[llvm-dev] [ARM] Register pressure with -mthumb forces register reload before each call

Tue Apr 14 15:06:48 PDT 2020

> Could you please point out what am I doing wrong in the patch ?

It's because you're getting the function name by doing
  callee->getName().str().c_str()
The str() call generates a temporary copy of the name which ceases to exist outside of this expression
causing the c_str() to return a pointer to no-longer-valid memory.

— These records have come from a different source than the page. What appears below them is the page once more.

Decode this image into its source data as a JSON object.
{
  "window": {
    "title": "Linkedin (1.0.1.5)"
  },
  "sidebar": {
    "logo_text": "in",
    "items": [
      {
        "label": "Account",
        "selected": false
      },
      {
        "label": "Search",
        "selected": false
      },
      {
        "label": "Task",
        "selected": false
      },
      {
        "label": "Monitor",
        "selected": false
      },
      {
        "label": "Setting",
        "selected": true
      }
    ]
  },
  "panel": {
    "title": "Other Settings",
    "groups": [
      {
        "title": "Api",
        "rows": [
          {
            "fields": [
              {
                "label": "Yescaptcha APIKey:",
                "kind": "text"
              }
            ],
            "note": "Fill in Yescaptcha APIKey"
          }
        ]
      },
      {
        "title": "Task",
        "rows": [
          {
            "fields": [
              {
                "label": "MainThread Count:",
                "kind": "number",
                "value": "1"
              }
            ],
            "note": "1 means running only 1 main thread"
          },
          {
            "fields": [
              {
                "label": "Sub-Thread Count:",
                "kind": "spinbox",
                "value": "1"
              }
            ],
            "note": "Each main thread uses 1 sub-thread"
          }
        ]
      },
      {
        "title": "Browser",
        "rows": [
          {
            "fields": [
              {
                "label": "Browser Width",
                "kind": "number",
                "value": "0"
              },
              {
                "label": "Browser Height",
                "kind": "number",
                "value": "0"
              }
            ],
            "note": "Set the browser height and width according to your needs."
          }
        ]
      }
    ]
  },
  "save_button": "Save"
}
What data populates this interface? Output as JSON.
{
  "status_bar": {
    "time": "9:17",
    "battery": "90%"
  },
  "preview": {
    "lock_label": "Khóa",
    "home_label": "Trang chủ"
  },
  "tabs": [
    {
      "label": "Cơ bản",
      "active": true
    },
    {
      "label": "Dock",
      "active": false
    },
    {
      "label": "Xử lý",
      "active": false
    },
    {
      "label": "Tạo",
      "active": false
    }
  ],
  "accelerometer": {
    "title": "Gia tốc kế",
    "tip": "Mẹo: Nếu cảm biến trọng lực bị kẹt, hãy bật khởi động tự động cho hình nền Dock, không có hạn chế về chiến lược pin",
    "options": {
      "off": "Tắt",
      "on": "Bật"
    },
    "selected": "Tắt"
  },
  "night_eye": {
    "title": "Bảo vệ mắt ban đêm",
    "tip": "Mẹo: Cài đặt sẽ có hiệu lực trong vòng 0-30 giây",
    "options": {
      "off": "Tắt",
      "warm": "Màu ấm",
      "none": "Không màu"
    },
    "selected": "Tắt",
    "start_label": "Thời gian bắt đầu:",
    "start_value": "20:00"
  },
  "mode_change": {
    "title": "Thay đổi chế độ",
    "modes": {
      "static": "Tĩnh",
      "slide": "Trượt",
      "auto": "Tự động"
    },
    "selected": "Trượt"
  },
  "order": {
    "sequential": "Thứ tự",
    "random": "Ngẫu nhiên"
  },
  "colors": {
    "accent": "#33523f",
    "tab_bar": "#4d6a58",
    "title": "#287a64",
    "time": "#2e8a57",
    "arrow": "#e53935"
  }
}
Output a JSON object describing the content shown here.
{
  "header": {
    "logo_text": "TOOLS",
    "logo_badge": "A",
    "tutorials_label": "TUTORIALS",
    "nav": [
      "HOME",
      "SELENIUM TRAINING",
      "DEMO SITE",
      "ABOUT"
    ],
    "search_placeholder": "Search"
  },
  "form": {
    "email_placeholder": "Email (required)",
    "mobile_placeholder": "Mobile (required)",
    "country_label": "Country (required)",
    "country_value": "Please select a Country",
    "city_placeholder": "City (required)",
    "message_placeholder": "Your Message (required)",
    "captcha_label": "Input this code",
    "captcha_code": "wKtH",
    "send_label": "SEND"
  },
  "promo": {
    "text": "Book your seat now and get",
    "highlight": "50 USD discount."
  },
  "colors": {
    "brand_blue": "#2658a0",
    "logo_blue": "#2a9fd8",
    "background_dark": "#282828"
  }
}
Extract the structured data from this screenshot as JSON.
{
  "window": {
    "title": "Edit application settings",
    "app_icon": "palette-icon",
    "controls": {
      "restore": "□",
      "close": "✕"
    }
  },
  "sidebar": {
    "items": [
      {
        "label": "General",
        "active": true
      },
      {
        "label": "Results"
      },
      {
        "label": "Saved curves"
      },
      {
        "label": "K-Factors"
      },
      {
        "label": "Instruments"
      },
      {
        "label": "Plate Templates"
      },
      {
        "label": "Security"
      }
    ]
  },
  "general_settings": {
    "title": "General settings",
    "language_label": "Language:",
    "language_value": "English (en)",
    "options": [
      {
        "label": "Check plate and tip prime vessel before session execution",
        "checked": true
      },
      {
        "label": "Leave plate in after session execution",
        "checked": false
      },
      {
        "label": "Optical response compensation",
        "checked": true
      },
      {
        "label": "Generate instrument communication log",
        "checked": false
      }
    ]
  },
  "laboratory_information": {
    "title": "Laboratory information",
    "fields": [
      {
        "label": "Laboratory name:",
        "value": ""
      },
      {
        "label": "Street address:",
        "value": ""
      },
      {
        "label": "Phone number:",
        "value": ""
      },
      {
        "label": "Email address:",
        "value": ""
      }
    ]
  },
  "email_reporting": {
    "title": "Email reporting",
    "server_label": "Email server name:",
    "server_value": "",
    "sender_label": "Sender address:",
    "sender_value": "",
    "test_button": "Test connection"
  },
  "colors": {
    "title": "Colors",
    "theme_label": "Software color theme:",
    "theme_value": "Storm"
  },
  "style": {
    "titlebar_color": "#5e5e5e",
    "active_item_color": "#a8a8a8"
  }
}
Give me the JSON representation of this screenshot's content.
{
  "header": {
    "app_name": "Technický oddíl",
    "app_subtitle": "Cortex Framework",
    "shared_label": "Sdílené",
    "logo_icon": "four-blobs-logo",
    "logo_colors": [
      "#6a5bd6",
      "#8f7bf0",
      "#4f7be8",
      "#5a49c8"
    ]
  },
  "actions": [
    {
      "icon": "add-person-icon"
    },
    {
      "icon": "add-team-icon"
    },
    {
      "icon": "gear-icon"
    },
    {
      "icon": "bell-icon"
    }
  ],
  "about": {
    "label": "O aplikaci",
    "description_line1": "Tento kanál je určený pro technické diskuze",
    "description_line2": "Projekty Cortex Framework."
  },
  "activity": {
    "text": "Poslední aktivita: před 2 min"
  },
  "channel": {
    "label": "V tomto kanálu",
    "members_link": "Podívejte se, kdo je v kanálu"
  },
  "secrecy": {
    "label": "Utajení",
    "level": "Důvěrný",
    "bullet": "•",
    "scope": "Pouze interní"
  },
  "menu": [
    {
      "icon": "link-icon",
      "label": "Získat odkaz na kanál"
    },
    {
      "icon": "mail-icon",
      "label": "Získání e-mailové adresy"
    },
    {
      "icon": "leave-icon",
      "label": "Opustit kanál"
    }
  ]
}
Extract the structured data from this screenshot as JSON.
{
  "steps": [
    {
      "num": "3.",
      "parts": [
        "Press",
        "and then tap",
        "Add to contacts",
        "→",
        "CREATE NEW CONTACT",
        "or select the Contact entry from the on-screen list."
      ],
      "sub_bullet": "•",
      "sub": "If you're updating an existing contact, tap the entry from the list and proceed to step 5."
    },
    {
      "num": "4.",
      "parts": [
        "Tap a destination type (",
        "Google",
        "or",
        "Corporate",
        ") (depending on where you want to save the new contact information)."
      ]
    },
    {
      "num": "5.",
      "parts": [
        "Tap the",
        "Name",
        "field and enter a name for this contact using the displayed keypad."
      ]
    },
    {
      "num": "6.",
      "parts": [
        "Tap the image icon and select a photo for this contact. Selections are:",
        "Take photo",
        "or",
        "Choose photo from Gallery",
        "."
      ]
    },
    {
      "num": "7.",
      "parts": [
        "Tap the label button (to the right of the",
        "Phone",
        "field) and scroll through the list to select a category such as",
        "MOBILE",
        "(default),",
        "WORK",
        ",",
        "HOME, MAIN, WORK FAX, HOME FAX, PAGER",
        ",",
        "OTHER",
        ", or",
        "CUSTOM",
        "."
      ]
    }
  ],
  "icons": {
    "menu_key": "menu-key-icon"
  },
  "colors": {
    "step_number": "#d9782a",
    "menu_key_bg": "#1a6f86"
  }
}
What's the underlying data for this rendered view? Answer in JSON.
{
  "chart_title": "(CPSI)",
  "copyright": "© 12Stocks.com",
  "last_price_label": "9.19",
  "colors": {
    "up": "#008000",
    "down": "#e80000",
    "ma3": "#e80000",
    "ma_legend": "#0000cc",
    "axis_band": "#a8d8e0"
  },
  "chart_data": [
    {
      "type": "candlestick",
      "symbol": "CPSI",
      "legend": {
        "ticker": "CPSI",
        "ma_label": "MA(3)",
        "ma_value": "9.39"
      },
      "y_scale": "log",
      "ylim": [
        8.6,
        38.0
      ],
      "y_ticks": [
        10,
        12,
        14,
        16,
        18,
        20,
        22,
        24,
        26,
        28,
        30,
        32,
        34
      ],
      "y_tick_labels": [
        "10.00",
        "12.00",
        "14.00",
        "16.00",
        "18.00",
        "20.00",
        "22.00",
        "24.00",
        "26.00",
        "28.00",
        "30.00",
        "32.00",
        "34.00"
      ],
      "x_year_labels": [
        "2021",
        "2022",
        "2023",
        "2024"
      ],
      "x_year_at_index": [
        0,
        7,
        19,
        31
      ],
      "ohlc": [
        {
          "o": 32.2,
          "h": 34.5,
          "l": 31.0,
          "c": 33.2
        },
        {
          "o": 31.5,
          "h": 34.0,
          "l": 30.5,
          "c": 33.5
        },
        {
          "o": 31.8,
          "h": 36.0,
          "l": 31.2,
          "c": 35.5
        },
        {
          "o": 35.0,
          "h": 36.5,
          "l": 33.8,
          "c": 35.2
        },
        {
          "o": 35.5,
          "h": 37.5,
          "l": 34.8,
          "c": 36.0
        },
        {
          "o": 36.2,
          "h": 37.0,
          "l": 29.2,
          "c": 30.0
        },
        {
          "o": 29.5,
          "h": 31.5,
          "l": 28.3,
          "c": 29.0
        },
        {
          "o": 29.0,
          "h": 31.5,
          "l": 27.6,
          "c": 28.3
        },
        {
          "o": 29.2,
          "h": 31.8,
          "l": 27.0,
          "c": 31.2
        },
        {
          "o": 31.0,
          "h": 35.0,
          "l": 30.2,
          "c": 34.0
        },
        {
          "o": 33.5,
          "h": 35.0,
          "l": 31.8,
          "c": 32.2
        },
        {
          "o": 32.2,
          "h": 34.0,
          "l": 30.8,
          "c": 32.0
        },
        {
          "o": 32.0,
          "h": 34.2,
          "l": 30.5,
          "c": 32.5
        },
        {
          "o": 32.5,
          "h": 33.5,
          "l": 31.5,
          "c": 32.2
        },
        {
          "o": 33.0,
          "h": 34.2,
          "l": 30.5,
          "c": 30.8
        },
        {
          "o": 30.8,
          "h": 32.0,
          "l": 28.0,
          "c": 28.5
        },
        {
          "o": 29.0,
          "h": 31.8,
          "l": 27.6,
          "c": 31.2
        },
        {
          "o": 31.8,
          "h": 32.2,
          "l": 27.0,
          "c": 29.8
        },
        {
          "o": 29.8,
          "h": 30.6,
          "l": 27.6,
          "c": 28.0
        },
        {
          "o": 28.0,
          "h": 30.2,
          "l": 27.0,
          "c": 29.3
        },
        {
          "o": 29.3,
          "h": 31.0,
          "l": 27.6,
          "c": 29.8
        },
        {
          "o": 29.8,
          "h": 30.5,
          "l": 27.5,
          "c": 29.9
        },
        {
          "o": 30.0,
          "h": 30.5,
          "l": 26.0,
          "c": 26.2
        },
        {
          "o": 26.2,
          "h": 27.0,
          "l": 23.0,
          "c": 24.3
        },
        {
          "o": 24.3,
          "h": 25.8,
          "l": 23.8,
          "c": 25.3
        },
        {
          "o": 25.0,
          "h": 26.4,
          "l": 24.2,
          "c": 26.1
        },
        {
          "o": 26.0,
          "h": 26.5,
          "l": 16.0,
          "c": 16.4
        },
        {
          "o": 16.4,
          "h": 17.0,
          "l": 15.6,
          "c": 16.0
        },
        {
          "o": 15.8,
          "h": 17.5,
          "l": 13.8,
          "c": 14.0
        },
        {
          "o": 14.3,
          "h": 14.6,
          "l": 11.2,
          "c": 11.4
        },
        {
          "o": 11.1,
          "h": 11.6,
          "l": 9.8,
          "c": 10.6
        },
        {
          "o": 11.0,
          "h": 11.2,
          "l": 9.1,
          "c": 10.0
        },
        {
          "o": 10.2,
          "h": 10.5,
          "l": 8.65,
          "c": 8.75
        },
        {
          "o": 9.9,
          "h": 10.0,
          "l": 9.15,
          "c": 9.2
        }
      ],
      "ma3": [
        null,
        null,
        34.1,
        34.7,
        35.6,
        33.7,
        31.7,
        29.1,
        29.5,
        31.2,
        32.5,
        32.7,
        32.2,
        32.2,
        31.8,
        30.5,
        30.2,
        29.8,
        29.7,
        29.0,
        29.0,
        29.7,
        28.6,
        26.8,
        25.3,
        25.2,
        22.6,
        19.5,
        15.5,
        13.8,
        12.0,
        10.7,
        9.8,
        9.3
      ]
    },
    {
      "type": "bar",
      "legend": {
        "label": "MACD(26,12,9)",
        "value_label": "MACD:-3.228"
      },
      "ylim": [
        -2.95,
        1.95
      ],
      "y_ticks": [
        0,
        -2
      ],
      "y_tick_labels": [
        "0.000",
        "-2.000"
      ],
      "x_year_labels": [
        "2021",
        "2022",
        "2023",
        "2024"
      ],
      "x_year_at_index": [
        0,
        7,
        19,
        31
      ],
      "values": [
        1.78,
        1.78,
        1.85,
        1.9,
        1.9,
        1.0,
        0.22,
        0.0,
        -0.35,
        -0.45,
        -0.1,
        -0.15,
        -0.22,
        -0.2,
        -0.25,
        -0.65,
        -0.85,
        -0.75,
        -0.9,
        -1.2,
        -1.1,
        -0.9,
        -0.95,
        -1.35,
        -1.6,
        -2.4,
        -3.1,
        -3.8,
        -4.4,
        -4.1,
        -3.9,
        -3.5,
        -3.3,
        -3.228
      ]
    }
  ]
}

I'm not sure what the correct way of getting the name as a char* is here. Doing
  callee->getName().data()
appears to work, though I don't know if we can rely on the StringReg that getName() returns being
appropriately null-terminated.

> However for above case, IIUC, we would want all calls to be converted to bl  ?
It would be better yes, though I'm not sure how you'd go about making that happen. It's probably not
worth worrying too much about though, as the new behaviour is still better than the old.

John

________________________________
From: Prathamesh Kulkarni <prathamesh.kulkarni at linaro.org>
Sent: 15 April 2020 01:44
To: John Brawn <John.Brawn at arm.com>
Cc: llvm-dev at lists.llvm.org <llvm-dev at lists.llvm.org>
Subject: Re: [llvm-dev] [ARM] Register pressure with -mthumb forces register reload before each call

Hi,
I have attached WIP patch for adding foldMemoryOperand to Thumb1InstrInfo.
For the following case:

void f(int x, int y, int z)
{
  void bar(int, int, int);

  bar(x, y, z);
  bar(x, z, y);
  bar(y, x, z);
  bar(y, y, x);
}

it calls foldMemoryOperand twice, and thus converts two calls from blx to bl.
callMI->dump() shows the function name "bar" correctly, however in
generated assembly call to bar is garbled:
(compiled with -Oz --target=arm-linux-gnueabi -marcha=armv6-m):

        add     r7, sp, #16
        mov     r6, r2
        mov     r5, r1
        mov     r4, r0
        bl      "<90>w\n        "
        mov     r1, r2
        mov     r2, r5
        bl      "<90>w\n        "
        mov     r0, r5
        mov     r1, r4
        mov     r2, r6
        ldr     r6, .LCPI0_0
        blx     r6
        mov     r0, r5
        mov     r1, r5
        mov     r2, r4
        blx     r6

regalloc dump (attached) shows:
Inline spilling tGPR:%9 [80r,152r:0)  0 at 80r weight:3.209746e-03
>From original %3
        also spill snippet %8 [152r,232r:0)  0 at 152r weight:2.104167e-03
  tBL 14, $noreg, &bar, implicit-def $lr, implicit $sp, implicit
killed $r0, implicit killed $r1, implicit killed $r2
        folded:   144r  tBL 14, $noreg, &"\E0\9C\06\A0\FC\7F",
implicit-def $lr, implicit $sp, implicit killed $r0, implicit killed
$r1, implicit killed $r2 :: (load 4 from constant-pool)
        remat:  228r    %10:tgpr = tLDRpci %const.0, 14, $noreg ::
(load 4 from constant-pool)
                232e    %7:tgpr = COPY killed %10:tgpr

Could you please point out what am I doing wrong in the patch ?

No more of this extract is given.